The conference consists of a three track programme: an industry track with presenters talking about the business motivation for choosing a graph database (which happens to be Neo4j), a community track dedicated to graph ecosystem partners (including graph visualisation, development frameworks and so on) and practitioner sessions that are more technical. If you want to learn about graph databases this is as good a place to come as any. In this article I will focus on the latest release of Neo4j, which was discussed at the conference, and I have already blogged about one of the users presenting at GraphConnect (see http://www.bloorresearch.com/analysis/new-thinking-on-spreadsheets/).

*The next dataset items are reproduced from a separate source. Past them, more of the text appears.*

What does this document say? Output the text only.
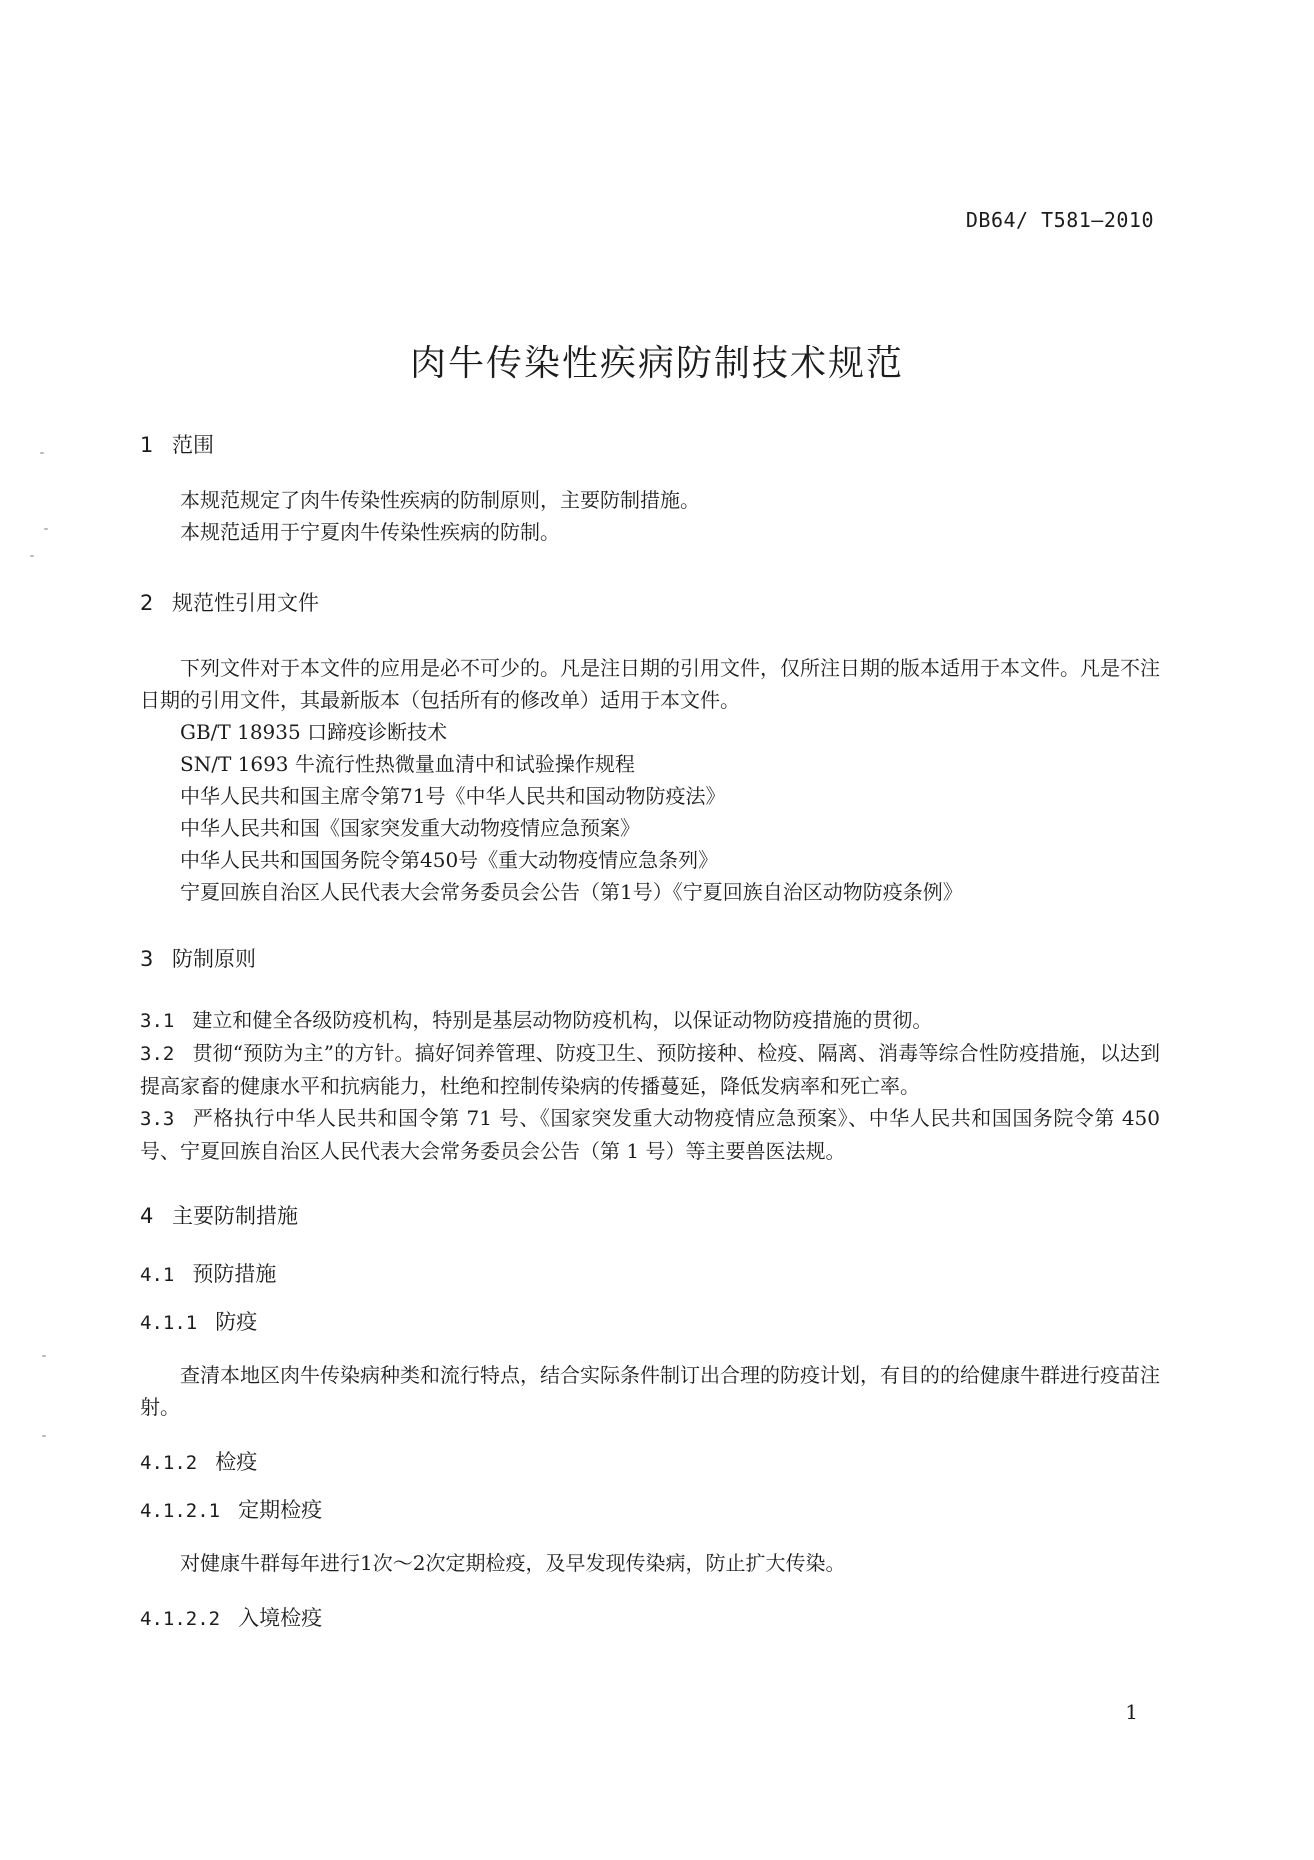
DB64/ T581—2010
肉牛传染性疾病防制技术规范
1 范围
本规范规定了肉牛传染性疾病的防制原则，主要防制措施。
本规范适用于宁夏肉牛传染性疾病的防制。
2 规范性引用文件
下列文件对于本文件的应用是必不可少的。凡是注日期的引用文件，仅所注日期的版本适用于本文件。凡是不注日期的引用文件，其最新版本（包括所有的修改单）适用于本文件。
GB/T 18935 口蹄疫诊断技术
SN/T 1693 牛流行性热微量血清中和试验操作规程
中华人民共和国主席令第71号《中华人民共和国动物防疫法》
中华人民共和国《国家突发重大动物疫情应急预案》
中华人民共和国国务院令第450号《重大动物疫情应急条列》
宁夏回族自治区人民代表大会常务委员会公告（第1号）《宁夏回族自治区动物防疫条例》
3 防制原则
3.1 建立和健全各级防疫机构，特别是基层动物防疫机构，以保证动物防疫措施的贯彻。
3.2 贯彻“预防为主”的方针。搞好饲养管理、防疫卫生、预防接种、检疫、隔离、消毒等综合性防疫措施，以达到提高家畜的健康水平和抗病能力，杜绝和控制传染病的传播蔓延，降低发病率和死亡率。
3.3 严格执行中华人民共和国令第 71 号、《国家突发重大动物疫情应急预案》、中华人民共和国国务院令第 450 号、宁夏回族自治区人民代表大会常务委员会公告（第 1 号）等主要兽医法规。
4 主要防制措施
4.1 预防措施
4.1.1 防疫
查清本地区肉牛传染病种类和流行特点，结合实际条件制订出合理的防疫计划，有目的的给健康牛群进行疫苗注射。
4.1.2 检疫
4.1.2.1 定期检疫
对健康牛群每年进行1次～2次定期检疫，及早发现传染病，防止扩大传染。
4.1.2.2 入境检疫
1
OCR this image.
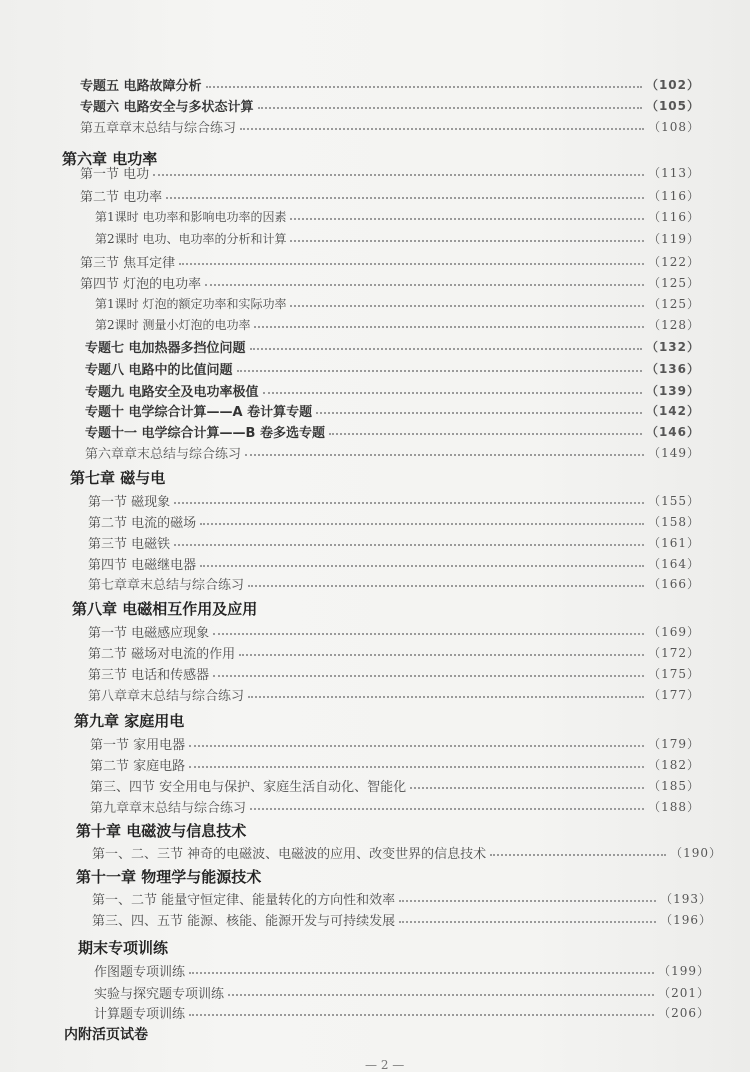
专题五 电路故障分析	（102）
专题六 电路安全与多状态计算	（105）
第五章章末总结与综合练习	（108）
第六章 电功率
第一节 电功	（113）
第二节 电功率	（116）
第1课时 电功率和影响电功率的因素	（116）
第2课时 电功、电功率的分析和计算	（119）
第三节 焦耳定律	（122）
第四节 灯泡的电功率	（125）
第1课时 灯泡的额定功率和实际功率	（125）
第2课时 测量小灯泡的电功率	（128）
专题七 电加热器多挡位问题	（132）
专题八 电路中的比值问题	（136）
专题九 电路安全及电功率极值	（139）
专题十 电学综合计算——A 卷计算专题	（142）
专题十一 电学综合计算——B 卷多选专题	（146）
第六章章末总结与综合练习	（149）
第七章 磁与电
第一节 磁现象	（155）
第二节 电流的磁场	（158）
第三节 电磁铁	（161）
第四节 电磁继电器	（164）
第七章章末总结与综合练习	（166）
第八章 电磁相互作用及应用
第一节 电磁感应现象	（169）
第二节 磁场对电流的作用	（172）
第三节 电话和传感器	（175）
第八章章末总结与综合练习	（177）
第九章 家庭用电
第一节 家用电器	（179）
第二节 家庭电路	（182）
第三、四节 安全用电与保护、家庭生活自动化、智能化	（185）
第九章章末总结与综合练习	（188）
第十章 电磁波与信息技术
第一、二、三节 神奇的电磁波、电磁波的应用、改变世界的信息技术	（190）
第十一章 物理学与能源技术
第一、二节 能量守恒定律、能量转化的方向性和效率	（193）
第三、四、五节 能源、核能、能源开发与可持续发展	（196）
期末专项训练
作图题专项训练	（199）
实验与探究题专项训练	（201）
计算题专项训练	（206）
内附活页试卷
— 2 —
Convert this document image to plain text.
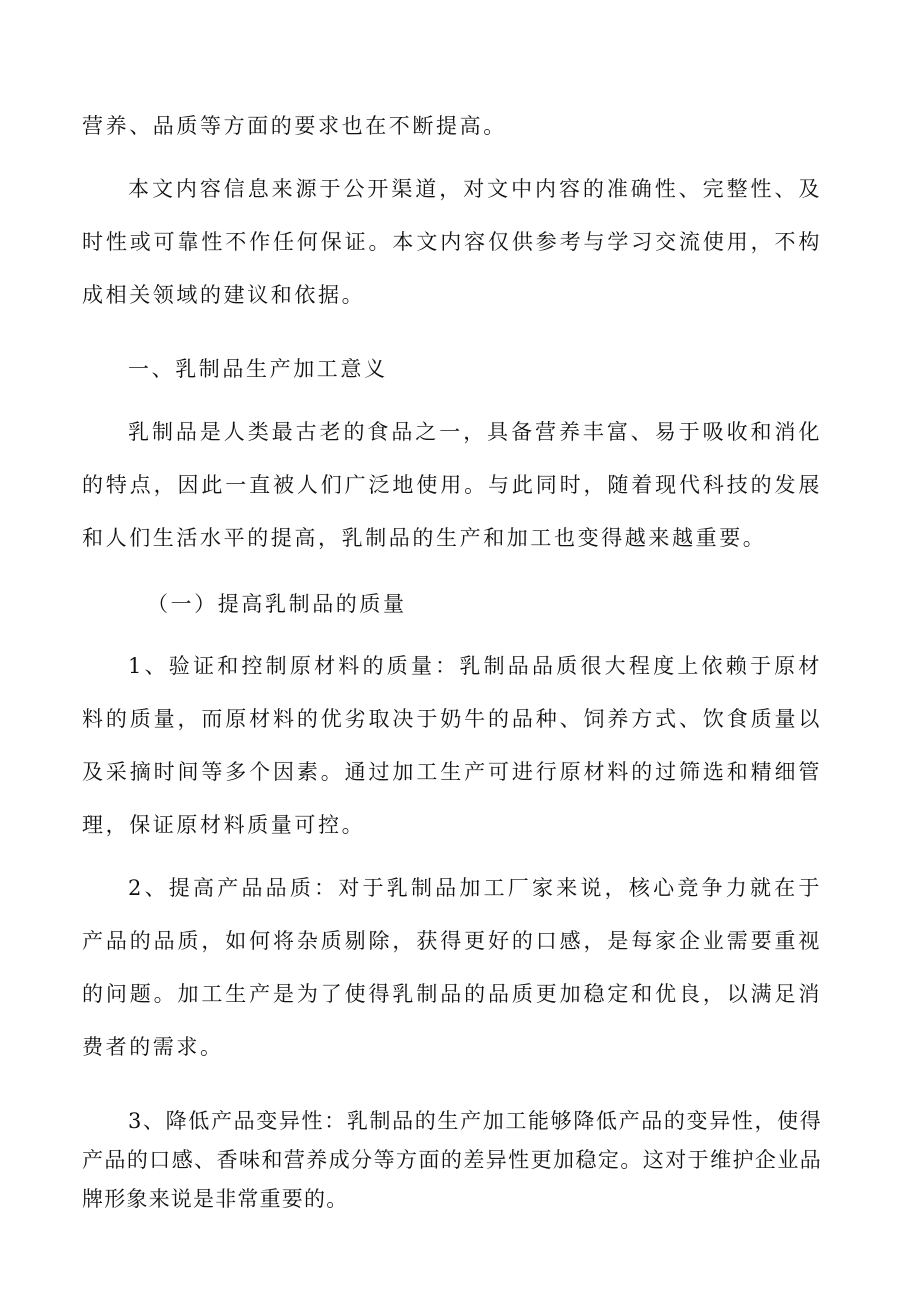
营养、品质等方面的要求也在不断提高。

本文内容信息来源于公开渠道，对文中内容的准确性、完整性、及时性或可靠性不作任何保证。本文内容仅供参考与学习交流使用，不构成相关领域的建议和依据。

一、乳制品生产加工意义

乳制品是人类最古老的食品之一，具备营养丰富、易于吸收和消化的特点，因此一直被人们广泛地使用。与此同时，随着现代科技的发展和人们生活水平的提高，乳制品的生产和加工也变得越来越重要。

（一）提高乳制品的质量

1、验证和控制原材料的质量：乳制品品质很大程度上依赖于原材料的质量，而原材料的优劣取决于奶牛的品种、饲养方式、饮食质量以及采摘时间等多个因素。通过加工生产可进行原材料的过筛选和精细管理，保证原材料质量可控。

2、提高产品品质：对于乳制品加工厂家来说，核心竞争力就在于产品的品质，如何将杂质剔除，获得更好的口感，是每家企业需要重视的问题。加工生产是为了使得乳制品的品质更加稳定和优良，以满足消费者的需求。

3、降低产品变异性：乳制品的生产加工能够降低产品的变异性，使得产品的口感、香味和营养成分等方面的差异性更加稳定。这对于维护企业品牌形象来说是非常重要的。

The most notable feature of Neo4j 2.2 is the introduction of a cost-based optimiser. According to the company this results in as much as two orders of magnitude performance improvements for appropriate queries. Unlike some of the other things mentioned in this article this does not surprise me: there is a good reason why the optimisers in all the leading relational databases are cost based. However, not all queries are affected by cost statistics (Neo estimates around 20%) or, at least, it is not clear what statistics are relevant in these cases. For the time being, Neo is therefore continuing to use its previous rules-based approach for these queries with the software deciding which approach is most appropriate. Over time it is likely that statistics will be applied more and more widely. In association with the new optimiser the company has also launched a visual query capability that allows you to view (and amend if you really want to) query plans. Previously this was all hidden away as a black box.
There are some other major performance and scaling improvements for bulk loading and for both read scaling and write scaling, with the former using an in-memory page cache and the latter a fast write buffer. In the latter case, the company has moved to what it calls a “unified commit” whereby both transaction and index data are held in a single log in the buffer and the graph and the index are then updated simultaneously at an appropriate time, rather than the two-phase approach (the graph and index being updated separately) which was formerly used and which could cause bottlenecks.
In many ways perhaps the most interesting thing about release 2.2 for non-graph aficionados is the Northwind example that now ships with the product. This will be familiar to just about every relational database user, as it is the standard set of trial data that ships with Microsoft SQL Server. Well, now it ships with Neo4j too and, since Neo4j is open source, you can download it and try it out. There are actually a couple of reasons why you might want to do this. The first is just to see how you can explore Northwind data in ways that would simply not be possible (or too slow) if you were using SQL Server. This was actually demonstrated live at the conference and it was impressive. The second reason for trying this out is to see how you can migrate from a relational environment to a graph environment. Or, at least, to Neo4j. It’s not as difficult as you might think.